Vida de perros

Mis pequeños “puros”

Me es imposible comenzar sin acordarme una vez más de la dichosa Ministra, no de Carmen Calvo, de la que también me acordaré más adelante, sino de Elena Salgado, nuestro ángel de la guarda, nuestra única posibilidad de alcanzar la inmortalidad, nuestra dietista, madre e incansable cuidadora. Más allá de la insoportable Mercedes Milá y su aversión al tabaco y a las personas, encontramos en versión institucional a Elena. Y a ella habría que hablarle peor si cabe que como habló JoséMari a los creadores de las campañas de tráfico.
Porque si JoséMari no quiere que conduzcan por él, díganme queridas personas quién quiere que le digan qué ha de beber o dejar de beber, o quién quiere que le impidan escuchar los beneficios del vino o de la cerveza, científicamente comprobados por otro lado. Pero Elenita es así, ella sí, es así. Y sin terminar de entender si lo hace por llamar la atención o por convicción –sea asumida por problemas personales o familiares, o por algún trauma durante su niñez–, cuando menos te lo esperas ella va y se marca una nueva medida que conduce a cierta santidad incuestionable. ¿Será una santa o será únicamente una medida para mejorar las cifras de su ministerio?

El caso, ahora que me he soltado con esto de echar el puro, tendré que decirles que esta semana está aconteciendo del modo más irritante para muchas de las almas que aquí habitamos, sea por uno u otro motivo. Sin ir más lejos, el pasado miércoles, nuestra querida MQR tuvo la desfachatez de marcarse a media tarde el himno del Real Madrid. Que vale que ha ganado la liga, esa interminable liga, esa liga de último minuto, pero tampoco hay que andarse con recochineos, ni con restregarle al resto los triunfos de uno. Tendría, apreciado Sergio, que sacarte una tarjeta amarilla al menos para complacer a aquellas personas, que seguro no fueron pocas, que vivieron y sufrieron durante aquellos minutos radiofónicos tal atrevimiento, tales notas.

Se trata de un caso similar a si, por ejemplo, un partido político ganara unas elecciones y se lo restregara al otro, peor todavía si lo hace con el partido que gobernó hasta el momento. O sería como si los seguidores de un partido menospreciaran a los seguidores del partido que perdió el gobierno. Aunque peor sería que los insultaran. Que no los dejaran hablar, que les impidieran continuar defendiendo sus ideas, que les negaran continuar adelante con dignidad (esa virtud que ni los insultos ni los silbidos pueden robar).

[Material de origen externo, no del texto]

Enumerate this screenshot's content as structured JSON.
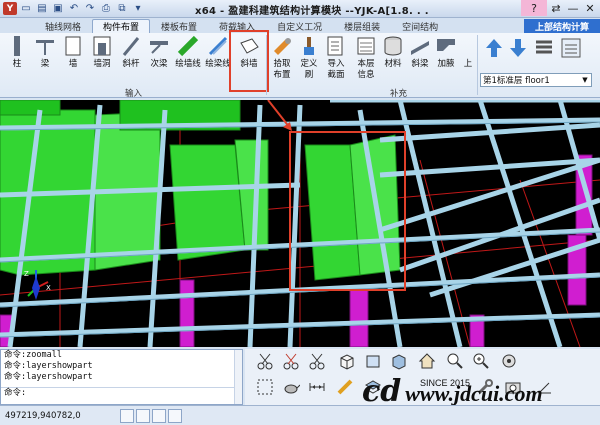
{
  "app": {
    "title": "x64 - 盈建科建筑结构计算模块 --YJK-A[1.8. . .",
    "logo": "Y"
  },
  "tabs": [
    "轴线网格",
    "构件布置",
    "楼板布置",
    "荷载输入",
    "自定义工况",
    "楼层组装",
    "空间结构",
    "上部结构计算"
  ],
  "active_tab": "构件布置",
  "ribbon": {
    "input_group": {
      "label": "输入",
      "buttons": [
        "柱",
        "梁",
        "墙",
        "墙洞",
        "斜杆",
        "次梁",
        "绘墙线",
        "绘梁线",
        "斜墙"
      ],
      "highlighted": "斜墙"
    },
    "supplement_group": {
      "label": "补充",
      "buttons": [
        {
          "line1": "拾取",
          "line2": "布置"
        },
        {
          "line1": "定义",
          "line2": "刷"
        },
        {
          "line1": "导入",
          "line2": "截面"
        },
        {
          "line1": "本层",
          "line2": "信息"
        },
        {
          "line1": "材料",
          "line2": ""
        },
        {
          "line1": "斜梁",
          "line2": ""
        },
        {
          "line1": "加腋",
          "line2": ""
        },
        {
          "line1": "上",
          "line2": ""
        }
      ]
    },
    "floor_select": "第1标准层 floor1"
  },
  "command_lines": [
    "命令:zoomall",
    "命令:layershowpart",
    "命令:layershowpart",
    "命令:"
  ],
  "status": {
    "coords": "497219,940782,0"
  },
  "watermark": {
    "logo": "cd",
    "since": "SINCE 2015",
    "url": "www.jdcui.com"
  },
  "colors": {
    "accent": "#2f6fcf",
    "highlight_box": "#e0402a",
    "wall_green": "#33d633",
    "beam_cyan": "#a8d4e8",
    "column_magenta": "#d01ed0"
  },
  "icons": [
    "save-icon",
    "open-icon",
    "undo-icon",
    "redo-icon",
    "print-icon"
  ]
}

Los abucheos son tristes y generalmente inoportunos, son cobardes y no otorgan derecho a réplica –normalmente a la persona abucheada se le susurra un “haz como si no lo oyeras”–. Si los abucheos se producen por ejemplo ante la salida de un artista, éste siempre puede negarse a continuar en escena o incluso a actuar. Pero si se trata de un concejal que va a tomar su cargo durante un acto público, entonces la huída no existe. La huída supone la renuncia. Pero resulta que tanto el equipo de fútbol de Sevilla, como el de Barcelona, pongamos, como el Partido Socialista, continuarán luchando, temporada tras temporada. Intentarán imponer, unos su juego, otros sus ideas, sin que nadie ni nada les eche para atrás. Y cualquier burla a sus aspiraciones no serán más que gestos que ensucien la cortesía de quién la profesa. Resulta que no nos encontramos como Atilas ante campos arrasados y sembrados de sal, sino ante un terreno que no cesa de cambiar, un terreno sobre el que para avanzar necesitamos continua ayuda, continuas advertencias. Un terreno desconocido en el que ni el abogado del diablo, ni el pesimista o el gruñón, sobran.